Ia menegaskan bahwa Puskesmas Malunda tetap berkomitmen memberikan pelayanan medis terbaik kepada seluruh pasien, khususnya korban kecelakaan, dengan tetap mengacu pada aturan dan regulasi yang berlaku.
Menurut Irwan, hal mendasar yang perlu dipahami masyarakat adalah penentuan pihak penjamin biaya perawatan pasien kecelakaan, yang bergantung pada jenis kejadian kecelakaan itu sendiri.
“Pertanyaan utama yang sering muncul adalah siapa penjamin pasien kecelakaan. Ini penting kami luruskan agar tidak terjadi kesalahpahaman,” ujar Irwan.
Ia menjelaskan bahwa kecelakaan lalu lintas terbagi ke dalam dua kategori, yakni kecelakaan ganda dan kecelakaan tunggal. Pada kecelakaan ganda, seperti tabrakan antar kendaraan atau kejadian yang melibatkan lebih dari satu pihak, biaya perawatan pasien dijamin oleh Jasa Raharja.

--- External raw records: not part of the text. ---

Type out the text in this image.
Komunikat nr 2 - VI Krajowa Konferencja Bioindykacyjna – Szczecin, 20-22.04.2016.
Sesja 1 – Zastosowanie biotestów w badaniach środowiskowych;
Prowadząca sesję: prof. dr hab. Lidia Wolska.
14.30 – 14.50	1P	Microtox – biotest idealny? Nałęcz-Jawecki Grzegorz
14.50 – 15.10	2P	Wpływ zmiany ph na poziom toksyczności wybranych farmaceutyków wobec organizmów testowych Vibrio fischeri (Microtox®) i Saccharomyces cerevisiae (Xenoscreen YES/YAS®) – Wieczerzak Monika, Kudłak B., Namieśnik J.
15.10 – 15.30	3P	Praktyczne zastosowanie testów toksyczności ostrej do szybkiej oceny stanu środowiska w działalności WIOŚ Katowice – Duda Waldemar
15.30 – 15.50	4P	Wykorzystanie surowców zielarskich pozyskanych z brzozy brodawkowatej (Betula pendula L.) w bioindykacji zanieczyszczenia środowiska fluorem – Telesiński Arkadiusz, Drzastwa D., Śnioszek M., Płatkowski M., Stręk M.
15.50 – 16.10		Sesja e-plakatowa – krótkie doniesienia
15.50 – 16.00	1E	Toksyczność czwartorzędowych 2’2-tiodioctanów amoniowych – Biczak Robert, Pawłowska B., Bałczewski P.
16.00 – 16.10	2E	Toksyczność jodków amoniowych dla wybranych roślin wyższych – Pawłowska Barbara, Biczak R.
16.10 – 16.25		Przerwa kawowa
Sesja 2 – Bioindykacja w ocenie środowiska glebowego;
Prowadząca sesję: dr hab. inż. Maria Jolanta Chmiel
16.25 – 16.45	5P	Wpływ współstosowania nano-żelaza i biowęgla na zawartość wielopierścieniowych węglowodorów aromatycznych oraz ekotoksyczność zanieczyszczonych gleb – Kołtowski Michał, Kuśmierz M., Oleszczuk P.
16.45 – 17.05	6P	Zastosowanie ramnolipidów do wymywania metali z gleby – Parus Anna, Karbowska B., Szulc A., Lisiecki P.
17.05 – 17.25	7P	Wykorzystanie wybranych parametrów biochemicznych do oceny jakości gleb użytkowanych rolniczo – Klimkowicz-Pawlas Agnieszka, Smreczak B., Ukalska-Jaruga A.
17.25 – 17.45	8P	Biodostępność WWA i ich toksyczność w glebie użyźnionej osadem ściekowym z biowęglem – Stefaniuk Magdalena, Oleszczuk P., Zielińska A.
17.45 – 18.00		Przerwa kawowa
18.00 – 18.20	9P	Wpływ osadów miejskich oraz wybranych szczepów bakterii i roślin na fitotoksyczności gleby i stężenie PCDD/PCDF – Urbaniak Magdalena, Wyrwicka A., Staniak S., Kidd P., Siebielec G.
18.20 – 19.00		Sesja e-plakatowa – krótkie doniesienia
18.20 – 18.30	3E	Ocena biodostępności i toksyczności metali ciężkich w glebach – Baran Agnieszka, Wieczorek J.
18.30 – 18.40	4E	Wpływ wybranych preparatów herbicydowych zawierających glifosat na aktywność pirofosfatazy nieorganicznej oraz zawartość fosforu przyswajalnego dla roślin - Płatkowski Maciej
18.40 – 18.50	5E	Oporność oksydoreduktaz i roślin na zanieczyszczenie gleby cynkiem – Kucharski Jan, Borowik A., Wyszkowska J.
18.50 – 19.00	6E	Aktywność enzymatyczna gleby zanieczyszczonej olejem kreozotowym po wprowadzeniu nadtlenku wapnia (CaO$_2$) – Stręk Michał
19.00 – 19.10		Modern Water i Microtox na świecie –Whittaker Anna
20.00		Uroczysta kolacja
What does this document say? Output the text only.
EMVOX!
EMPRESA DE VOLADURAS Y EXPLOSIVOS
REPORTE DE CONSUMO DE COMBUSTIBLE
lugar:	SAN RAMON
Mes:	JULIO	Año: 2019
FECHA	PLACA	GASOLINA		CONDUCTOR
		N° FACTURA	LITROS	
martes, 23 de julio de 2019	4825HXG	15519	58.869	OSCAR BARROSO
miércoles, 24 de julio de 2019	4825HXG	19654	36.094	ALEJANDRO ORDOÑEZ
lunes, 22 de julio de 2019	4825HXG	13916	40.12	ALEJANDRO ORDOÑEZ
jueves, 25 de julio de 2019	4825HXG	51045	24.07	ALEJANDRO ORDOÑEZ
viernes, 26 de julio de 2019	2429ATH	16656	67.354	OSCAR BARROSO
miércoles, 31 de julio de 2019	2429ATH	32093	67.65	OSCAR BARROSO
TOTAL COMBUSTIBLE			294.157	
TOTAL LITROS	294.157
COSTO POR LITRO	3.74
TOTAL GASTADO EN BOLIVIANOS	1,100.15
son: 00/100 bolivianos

Sementara itu, untuk kecelakaan tunggal—misalnya jatuh sendiri tanpa melibatkan pihak lain—biaya perawatan dapat dijamin oleh BPJS Kesehatan, sepanjang kepesertaan pasien masih aktif dan sesuai dengan ketentuan yang berlaku.Irwan juga menegaskan bahwa pasien kecelakaan ganda tidak dapat langsung menggunakan BPJS Kesehatan.
Hal tersebut mengacu pada Peraturan Presiden (Perpres) Nomor 82 Tahun 2018, yang menyebutkan bahwa BPJS Kesehatan tidak menanggung biaya pelayanan kesehatan akibat kecelakaan yang menjadi tanggung jawab Jasa Raharja.
Terkait alur pelayanan, Irwan memastikan bahwa penanganan medis darurat tetap menjadi prioritas utama. Setiap pasien kecelakaan yang datang ke Puskesmas Malunda akan langsung mendapatkan penanganan sesuai standar prosedur, tanpa menunggu kelengkapan administrasi.
“Keselamatan pasien adalah prioritas kami. Dalam kondisi darurat, tindakan medis tetap dilakukan secepat mungkin,” tegasnya.
Namun demikian, Irwan mengakui bahwa Puskesmas Malunda saat ini belum memiliki perjanjian kerja sama atau mekanisme klaim langsung dengan Jasa Raharja.
Oleh karena itu, dalam kasus kecelakaan ganda, pasien atau keluarga pasien diminta melakukan pembayaran mandiri sementara untuk biaya administrasi dan tindakan medis.
“Pembayaran tersebut bersifat sementara dan tidak merugikan pasien, karena dapat diklaim kembali ke Jasa Raharja,” jelasnya.
Ia mengimbau agar pasien atau keluarga menyimpan seluruh bukti pembayaran, termasuk kuitansi asli dan dokumen medis, sebagai syarat pengajuan klaim.
Selain itu, keluarga korban juga diminta segera mengurus Laporan Polisi (LP), karena dokumen tersebut menjadi syarat utama dalam proses klaim ke Jasa Raharja, bersama KTP korban dan Kartu Keluarga.
“Tanpa laporan polisi yang sah, proses klaim tentu akan terhambat. Karena itu kami selalu mengarahkan keluarga korban untuk segera mengurusnya,” tambah Irwan.
Ia berharap penjelasan ini dapat memberikan pemahaman yang utuh kepada masyarakat, sehingga tidak lagi terjadi kesalahpahaman yang berujung pada persepsi negatif terhadap pelayanan Puskesmas.
“Kami tegaskan kembali, keselamatan pasien adalah prioritas utama. Puskesmas Malunda akan terus memberikan pelayanan terbaik bagi setiap korban kecelakaan sesuai aturan dan kewenangan yang ada,” pungkas Irwan.